Processing your request


please wait...

Case Page

 

Case Status:    SETTLED
On or around 11/14/2005 (Date of order of final judgment)

Filing Date: May 02, 2003

Regeneron Pharmaceuticals, Inc. ("Regeneron" or the Company) is a biopharmaceutical company that discovers, develops and intends to commercialize therapeutic drugs for the treatment of serious medical conditions.

The original Complaint charges that Defendants violated Sections 10(b) and 20(a) of the Securities Exchange Act of 1934, and Rule 10b-5 promulgated thereunder, by issuing a series of materially false and misleading statements to the market between March 28, 2000 and March 30, 2003. During the Class Period, Regeneron initiated Phase II clinical trials for its diet drug AXOKINE for use in obese patients. The Complaint alleges that the Defendants claimed that AXOKINE would help patients lose weight better than a placebo over a year. However, more than two-thirds of the 1,467 patients on the medicine in the clinical trials developed antibodies to it after three months, which made the medicine less effective. Patients taking AXOKINE, including those who developed antibodies, lost an average 6.2 pounds, compared with 2.6 pounds for those on a placebo, which the Company admits is similar to results dieters get with already available pills. Before results were released, Defendants had led the public to believe that AXOKINE would have more than $500 million in annual sales. On March 31, 2003, Regeneron admitted AXOKINE lost effectiveness in about 70% of patients in a study. On this news, the biotechnology company's shares plunged 57%, a market cap loss of more than $500 million. However, even Defendants' admission was false, as, in fact, Defendants manipulated the results of the study. In truth, 73.5% of the patients developed antibodies to the drug. As a result of the Defendants' false statements, Regeneron's stock price traded at inflated levels during the Class Period, increasing to as high as $40 on December 18, 2000, whereby the Company and its top officers and directors sold more than $430 million worth of their own securities.

According to the Notice of Pendency of Class Action and Proposed Settlement dated September 9, 2005, a number of other Complaints were filed and the actions were subsequently consolidated by the Court under the caption In re Regeneron Pharmaceuticals, Inc. Securities Litigation, Civil Action No. 03 CV 3111 (RWS). On September 9, 2003, the Court appointed Sara and Joseph Katz, Terri D. Carroll, and Stanley D. Bazewicz as lead Plaintiffs. The Court also approved the law firms of Milberg Weiss Bershad Hynes & Lerach LLP (now known as Milberg Weiss Bershad & Schulman LLP) and Stull Stull & Brody as Plaintiffs’ co-lead Counsel. On November 1, 2003, lead Plaintiffs filed a Consolidated Amended Class Action Complaint (the “Complaint”). On December 23, 2003, the Defendants filed a motion to dismiss the Complaint, which was denied by the Court in its Opinion and Order filed February 3, 2005. On April 7, 2005, the Defendants served their Answer to the Complaint in which they denied all substantive allegations of wrongdoing and asserted a number of affirmative defenses. In March 2005, lead Plaintiffs and Defendants began pretrial discovery, which has included the exchange of initial disclosures and the production of documents from a number of non-parties, including investment analysts. On June 3, 2005, the parties submitted their dispute to private mediation before retired United States District Judge Nicholas H. Politan. At the conclusion of the mediation, the parties reached a preliminary agreement in principle on the terms of a settlement.

As summarized by the same Notice, a settlement fund in the amount of $4,700,000 has been established. The Court scheduled a Settlement Fairness Hearing on November 14, 2005, at the Daniel Patrick Moynihan United States Courthouse, New York, New York. At this hearing the Court considers whether the settlement is fair, reasonable and adequate.
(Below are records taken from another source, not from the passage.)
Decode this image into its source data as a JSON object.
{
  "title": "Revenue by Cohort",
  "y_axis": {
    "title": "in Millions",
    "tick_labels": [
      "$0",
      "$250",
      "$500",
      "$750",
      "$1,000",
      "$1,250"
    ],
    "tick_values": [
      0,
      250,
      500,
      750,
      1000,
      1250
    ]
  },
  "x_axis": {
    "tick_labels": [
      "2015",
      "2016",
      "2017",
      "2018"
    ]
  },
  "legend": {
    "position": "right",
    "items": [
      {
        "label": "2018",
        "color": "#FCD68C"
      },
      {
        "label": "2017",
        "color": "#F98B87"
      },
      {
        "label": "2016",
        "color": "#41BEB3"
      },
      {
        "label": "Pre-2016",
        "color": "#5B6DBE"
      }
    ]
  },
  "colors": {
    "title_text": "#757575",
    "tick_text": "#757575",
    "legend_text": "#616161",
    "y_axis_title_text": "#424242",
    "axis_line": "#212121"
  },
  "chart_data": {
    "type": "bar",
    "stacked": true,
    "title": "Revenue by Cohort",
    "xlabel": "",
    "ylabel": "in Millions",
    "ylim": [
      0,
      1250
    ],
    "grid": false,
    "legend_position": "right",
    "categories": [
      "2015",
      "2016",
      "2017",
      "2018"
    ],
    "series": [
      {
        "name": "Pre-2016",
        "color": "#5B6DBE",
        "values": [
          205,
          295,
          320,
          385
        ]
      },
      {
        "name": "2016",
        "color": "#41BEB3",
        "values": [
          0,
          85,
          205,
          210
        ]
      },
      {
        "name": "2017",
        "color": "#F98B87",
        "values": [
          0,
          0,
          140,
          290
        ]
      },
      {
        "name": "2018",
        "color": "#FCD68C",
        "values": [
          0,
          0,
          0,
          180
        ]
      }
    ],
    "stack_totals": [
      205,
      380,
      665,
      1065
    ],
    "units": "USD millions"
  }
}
At the Settlement Fairness Hearing, the Court also will consider the proposed Plan of Allocation for the proceeds of the settlement and the motion of Plaintiffs’ co-lead Counsel for attorneys’ fees and reimbursement of expenses.

According to the Company’s Form 10-K for the fiscal year ended December 31, 2005, on November 14, 2005, the United States District Court for the Southern District of New York approved the terms of a settlement between Plaintiffs and Regeneron settling all claims against the Company in this lawsuit. The settlement requires no payment by the Company or any of the individual Defendants named in the lawsuit. The Company’s primary insurance carrier agreed to make the required payment under the settlement, the amount of which is immaterial to the Company. The settlement includes no admission of wrongdoing by Regeneron or any of the individual Defendants. Separately, the Plaintiffs and the individual Defendants named in the lawsuit entered into a Stipulation of Voluntary Dismissal, which dismissed all claims against the individuals with prejudice.